The group had prepared a letter it planned to send to make that request, but the monitor had already been selected. Now, the group is expressing outrage at the choice and at being left out of the selection process.
“We have made clear from the beginning that truly transparent and independent oversight would be needed if state regulators approved Yale-New Haven Health’s takeover of our community hospital,” Ellen Andrews, director of the Connecticut Health Policy Project, said in a statement Friday. “The state’s settlement green-lighting the deal depends on a monitor with full authority to impose civil penalties and even require additional community benefits in the event of noncompliance. Without that, the conditions for true oversight and enforcement simply do not exist.”
Dana Marnane, spokeswoman for YaleNew Haven Health, confirmed the selection of Deloitte but was unable to provide answers to questions about how the choice was made, among other issues.
The agreement on the state agency’s website states that Yale-New Haven Health will pay Deloitte $180,000 to $190,000 during the first year of the monitoring project, and $150,000 to $160,000 for years two through five. It was unclear whether the second fee is annual or for the entire four-year span. An official at Deloitte on Friday confirmed that the company has been selected as the monitor but was unable to answer questions late Friday.
Deloitte also notes in the agreement that Yale New Haven Health is already a client. The company provides “regulatory/compliance and merger & acquisition services” to the hospital network.
“We do not believe that the proposed services impair the objectivity for D&T to perform the proposed services,” the company said.
The coalition, however, said there are significant conflict-of-interest issues. Tom Swan, executive director of the Connecticut Citizen Action Group, said that Deloitte has been “one of Yale-New Haven’s top five outside contractors for the past 10 years, earning more than $30 million over that time.
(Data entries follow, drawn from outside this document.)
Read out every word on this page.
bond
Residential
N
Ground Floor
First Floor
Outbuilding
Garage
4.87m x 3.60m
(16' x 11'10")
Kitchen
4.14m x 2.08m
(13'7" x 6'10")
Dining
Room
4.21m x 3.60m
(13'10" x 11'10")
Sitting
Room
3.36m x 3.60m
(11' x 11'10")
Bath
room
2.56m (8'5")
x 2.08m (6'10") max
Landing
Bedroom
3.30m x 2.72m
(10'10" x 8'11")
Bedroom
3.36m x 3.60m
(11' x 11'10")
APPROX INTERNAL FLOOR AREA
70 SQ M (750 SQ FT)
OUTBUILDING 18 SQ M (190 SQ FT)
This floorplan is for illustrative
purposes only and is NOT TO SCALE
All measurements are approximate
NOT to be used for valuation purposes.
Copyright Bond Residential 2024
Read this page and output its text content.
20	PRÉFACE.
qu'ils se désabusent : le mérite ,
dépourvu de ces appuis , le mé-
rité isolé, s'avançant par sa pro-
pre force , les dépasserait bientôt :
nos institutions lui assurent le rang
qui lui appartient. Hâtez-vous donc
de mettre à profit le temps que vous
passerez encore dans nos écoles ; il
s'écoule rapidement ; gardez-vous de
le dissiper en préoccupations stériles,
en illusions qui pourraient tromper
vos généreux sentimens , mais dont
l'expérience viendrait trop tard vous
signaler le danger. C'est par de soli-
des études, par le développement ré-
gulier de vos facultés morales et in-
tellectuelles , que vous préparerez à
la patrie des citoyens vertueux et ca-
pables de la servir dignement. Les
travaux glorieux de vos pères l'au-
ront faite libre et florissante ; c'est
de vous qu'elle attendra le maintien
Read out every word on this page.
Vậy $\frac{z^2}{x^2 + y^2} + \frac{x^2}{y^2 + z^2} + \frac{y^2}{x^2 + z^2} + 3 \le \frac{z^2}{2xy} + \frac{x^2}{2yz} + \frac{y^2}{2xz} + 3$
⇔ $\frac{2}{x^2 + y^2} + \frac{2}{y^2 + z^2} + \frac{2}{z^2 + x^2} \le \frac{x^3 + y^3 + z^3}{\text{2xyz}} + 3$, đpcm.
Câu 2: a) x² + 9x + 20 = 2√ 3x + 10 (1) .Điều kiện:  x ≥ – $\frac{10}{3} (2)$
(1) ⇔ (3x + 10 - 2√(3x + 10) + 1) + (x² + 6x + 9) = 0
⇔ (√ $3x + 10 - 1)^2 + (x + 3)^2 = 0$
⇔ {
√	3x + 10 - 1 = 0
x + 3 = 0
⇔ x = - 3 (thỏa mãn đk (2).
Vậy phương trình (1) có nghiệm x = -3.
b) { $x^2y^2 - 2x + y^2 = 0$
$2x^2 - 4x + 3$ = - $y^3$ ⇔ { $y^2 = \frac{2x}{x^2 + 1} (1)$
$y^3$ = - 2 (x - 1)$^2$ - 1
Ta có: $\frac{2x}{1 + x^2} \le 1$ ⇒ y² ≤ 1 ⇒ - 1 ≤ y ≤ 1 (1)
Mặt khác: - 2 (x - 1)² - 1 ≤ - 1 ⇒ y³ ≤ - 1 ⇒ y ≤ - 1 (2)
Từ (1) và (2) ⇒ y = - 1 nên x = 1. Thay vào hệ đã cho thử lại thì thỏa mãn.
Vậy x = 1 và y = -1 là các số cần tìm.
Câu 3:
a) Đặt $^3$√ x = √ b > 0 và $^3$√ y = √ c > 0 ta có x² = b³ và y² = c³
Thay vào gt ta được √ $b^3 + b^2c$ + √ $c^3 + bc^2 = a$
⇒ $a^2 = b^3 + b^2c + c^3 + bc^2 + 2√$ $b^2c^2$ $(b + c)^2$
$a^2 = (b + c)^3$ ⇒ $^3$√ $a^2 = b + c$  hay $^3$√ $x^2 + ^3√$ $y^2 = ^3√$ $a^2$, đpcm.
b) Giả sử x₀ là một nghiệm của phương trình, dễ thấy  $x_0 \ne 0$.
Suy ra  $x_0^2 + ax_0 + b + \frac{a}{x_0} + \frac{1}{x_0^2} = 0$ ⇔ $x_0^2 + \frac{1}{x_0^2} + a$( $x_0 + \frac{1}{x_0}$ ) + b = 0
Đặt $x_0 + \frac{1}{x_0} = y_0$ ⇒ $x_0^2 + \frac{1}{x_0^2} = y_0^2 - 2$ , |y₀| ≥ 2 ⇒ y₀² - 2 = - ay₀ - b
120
“There is no credible definition under which the consultant that Yale-New Haven has chosen to fill this role could be seen as either transparent or independent,” he said.
He also noted that Deloitte was charged in July 2015 by the Securities and Exchange Commission with violating auditor independence rules, and that the company paid $1 million to settle the charges.
“That doesn’t strike us as the right credentials for the important task of overseeing the transformation of our region’s health care,” he said. “The state health department should reject Yale’s proposal to assign any consultant with such a clear conflict of interest or a record of violating independent auditing rules."
Andrews said the choice of monitor is critical to ensuring that health care access is preserved in southeastern Connecticut. She said the coalition has made its position clear over the past month and in recent outreach to Yale New Haven Health and L+M.
“The risks of approving a less-than-vigorous monitor are significant,” she said. “They could lead to deterioration of access to health care, and will certainly erode the public’s confidence … in the process.”